Contribution on superprofits: 2 billion euros paid by TotalEnergies in Europe

Contribution on superprofits: 2 billion euros paid by TotalEnergies in Europe

TotalEnergies will have to pay more than two billion euros as part of the solidarity contribution on the profits of energy groups in 2022. Within the scope of the European Union and the United Kingdom, “we exceed two billion new taxes in Europe in the context of the energy crisis”, announced the CEO of TotalEnergies, Patrick Pouyanné, in an interview published this weekend in the French-speaking Belgian daily L’Echo and Dutch-speaking De Tijd.

In October, the group had already estimated “at one billion euros the impact of the European solidarity tax” in 2022, specifying that this European solidarity tax would be due in six EU countries: France, Germany, Belgium, Luxembourg, mainly on its refining activities, as well as in the Netherlands and Denmark for exploration and production activities. “Refining lost money for years, and now the year we start making money, it’s overtaxed as superprofit, when it’s just profit,” lamented the leader.

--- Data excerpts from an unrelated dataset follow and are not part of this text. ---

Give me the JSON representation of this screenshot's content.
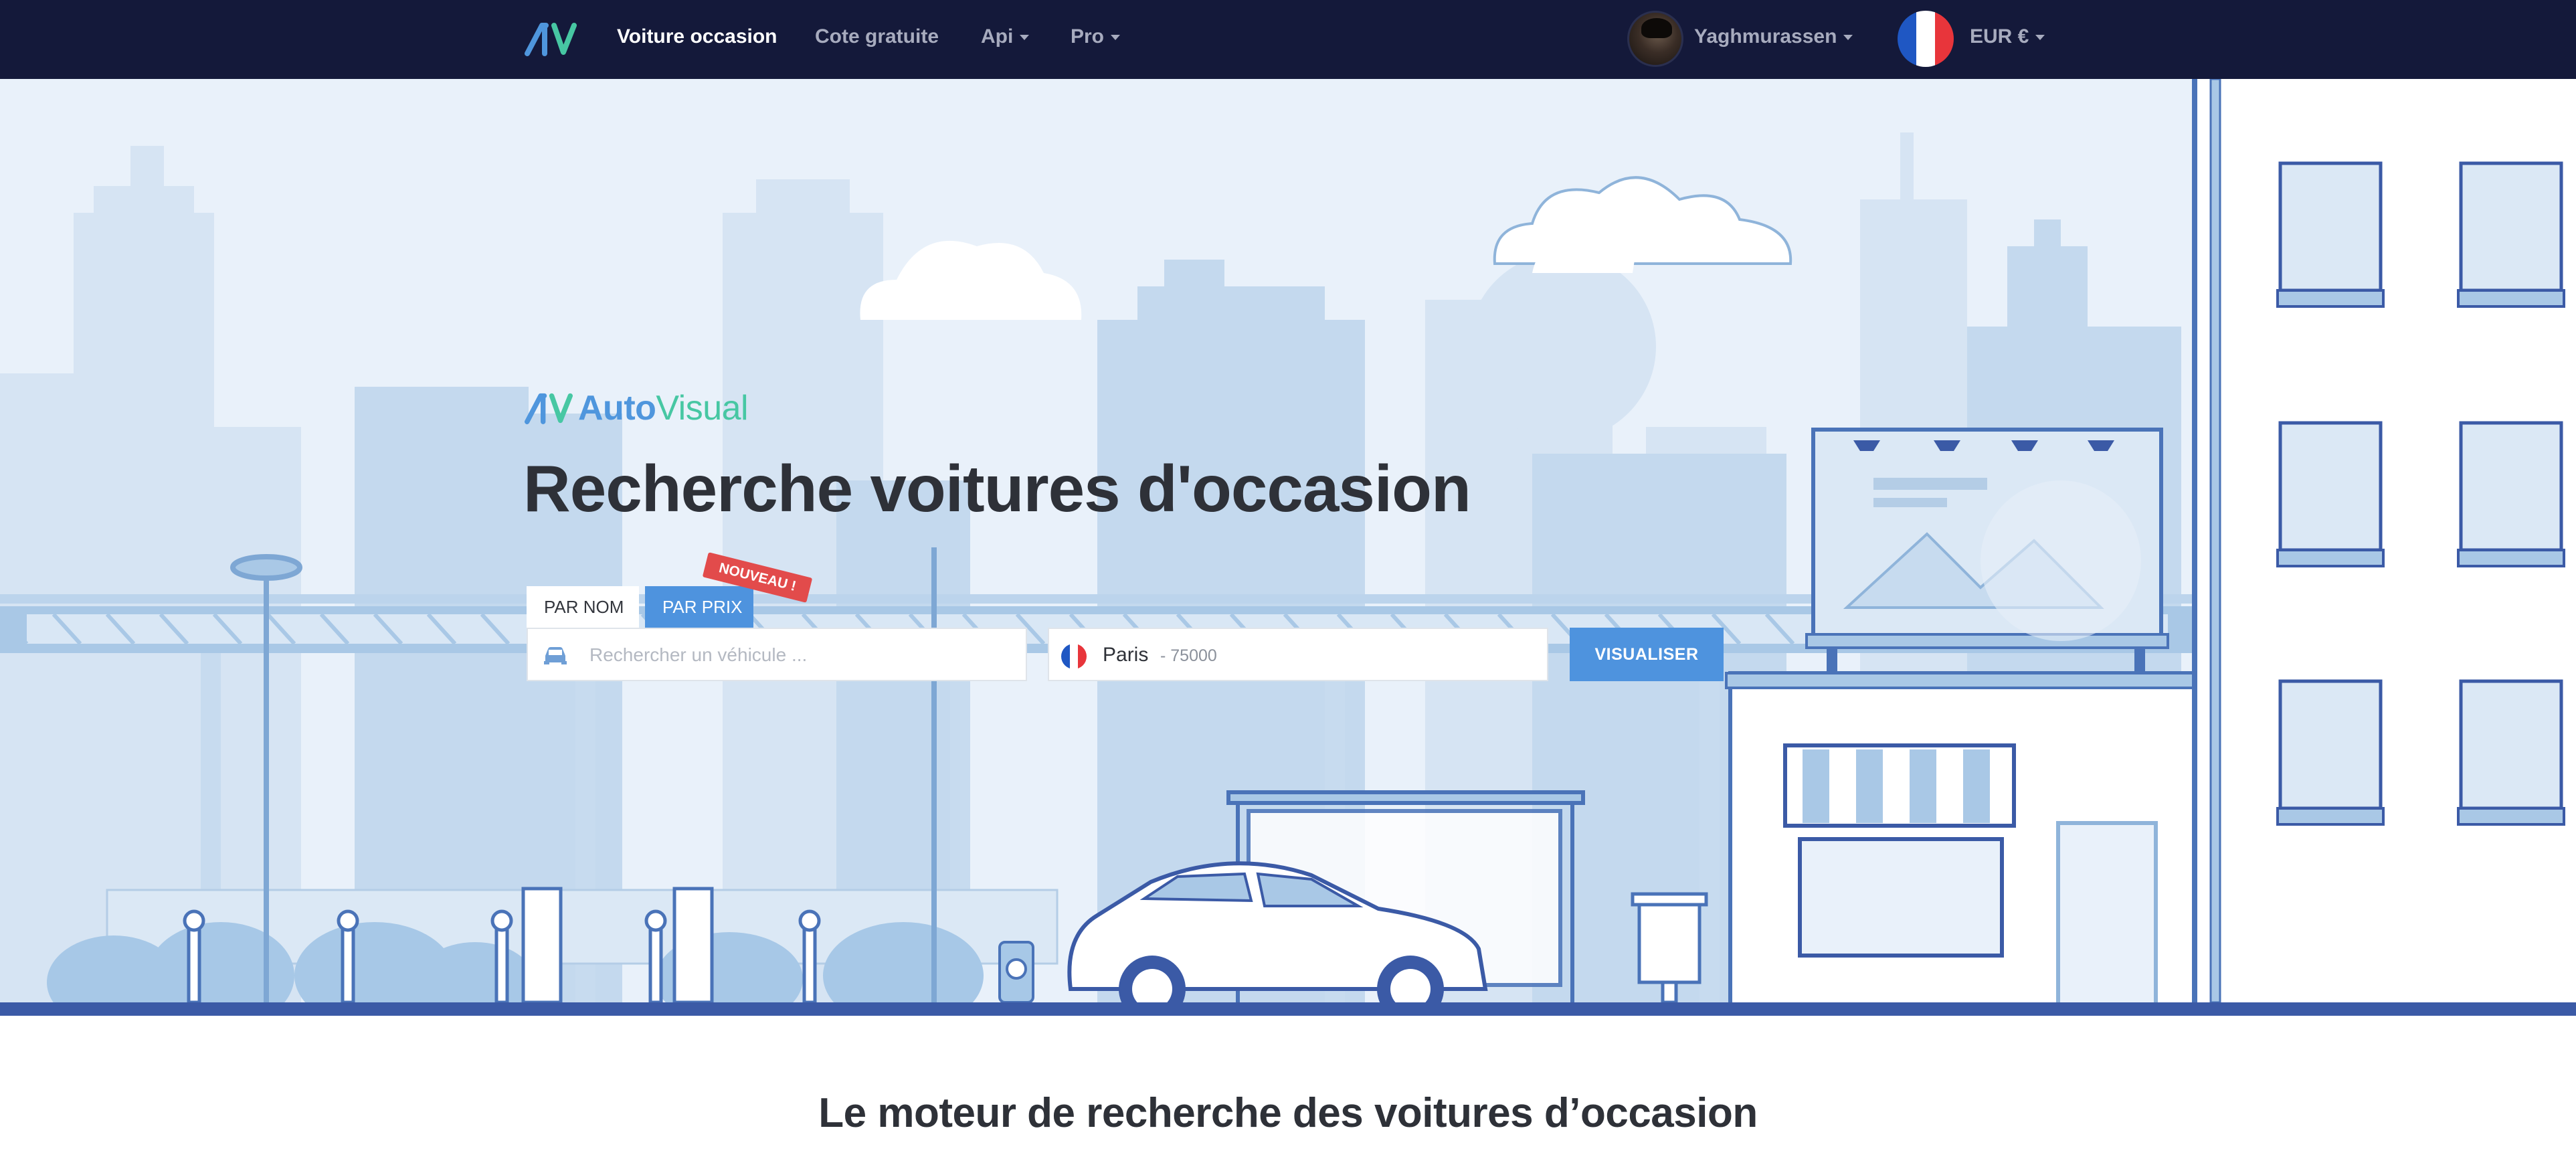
{
  "nav": {
    "links": [
      {
        "label": "Voiture occasion",
        "active": true
      },
      {
        "label": "Cote gratuite"
      },
      {
        "label": "Api",
        "dropdown": true
      },
      {
        "label": "Pro",
        "dropdown": true
      }
    ],
    "user_name": "Yaghmurassen",
    "currency": "EUR €"
  },
  "hero": {
    "brand_part1": "Auto",
    "brand_part2": "Visual",
    "title": "Recherche voitures d'occasion",
    "tabs": [
      {
        "label": "Par nom",
        "active": true
      },
      {
        "label": "Par prix",
        "active": false
      }
    ],
    "badge_new": "NOUVEAU !",
    "search_placeholder": "Rechercher un véhicule ...",
    "location_city": "Paris",
    "location_zip": "- 75000",
    "submit_label": "Visualiser"
  },
  "colors": {
    "navbar": "#14193a",
    "accent": "#4e93de",
    "brand_green": "#47c7a3",
    "badge": "#e24b4b",
    "hero_bg": "#e9f1fa"
  },
  "icons": [
    "logo-icon",
    "caret-down-icon",
    "car-icon",
    "flag-fr-icon"
  ],
  "section": {
    "tagline": "Le moteur de recherche des voitures d’occasion"
  }
}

However, the French giant will not dispute this contribution at European level. On the other hand, he will draw “the consequences”: “In the United Kingdom, we will invest less”, he summarized. Patrick Pouyanné also clarified that his group would pay “33 billion dollars” in taxes and duties worldwide in 2022. “We are in the 10 largest contributors in the world,” he said.

record profit

The debate on the “superprofits” of oil and gas companies risks resurfacing when their annual results are published. TotalEnergies has already announced a new record profit in the third quarter, of 6.6 billion dollars and will not escape it: “I understand that there is a societal, collective, complicated subject there. And I understand, as you say, that it’s annoying, ”says Pouyanné.

The European Commission had indicated at the end of September that it wanted to claim a “temporary solidarity contribution” from the producers and distributors of gas, coal and oil who are making massive profits thanks to the surge in prices following the war in Ukraine. It must be set at 33% of the share of the superprofits of 2022, i.e. profits more than 20% higher than the average for the years 2019-21, while taking into account the measures taken by the States taxing these benefits already. France has transposed it into its 2023 budget.

The Commission took care not to use the word “tax” because any new tax provision at European level would have required the unanimity of the Twenty-Seven, a more complicated and risky procedure than adoption by qualified majority.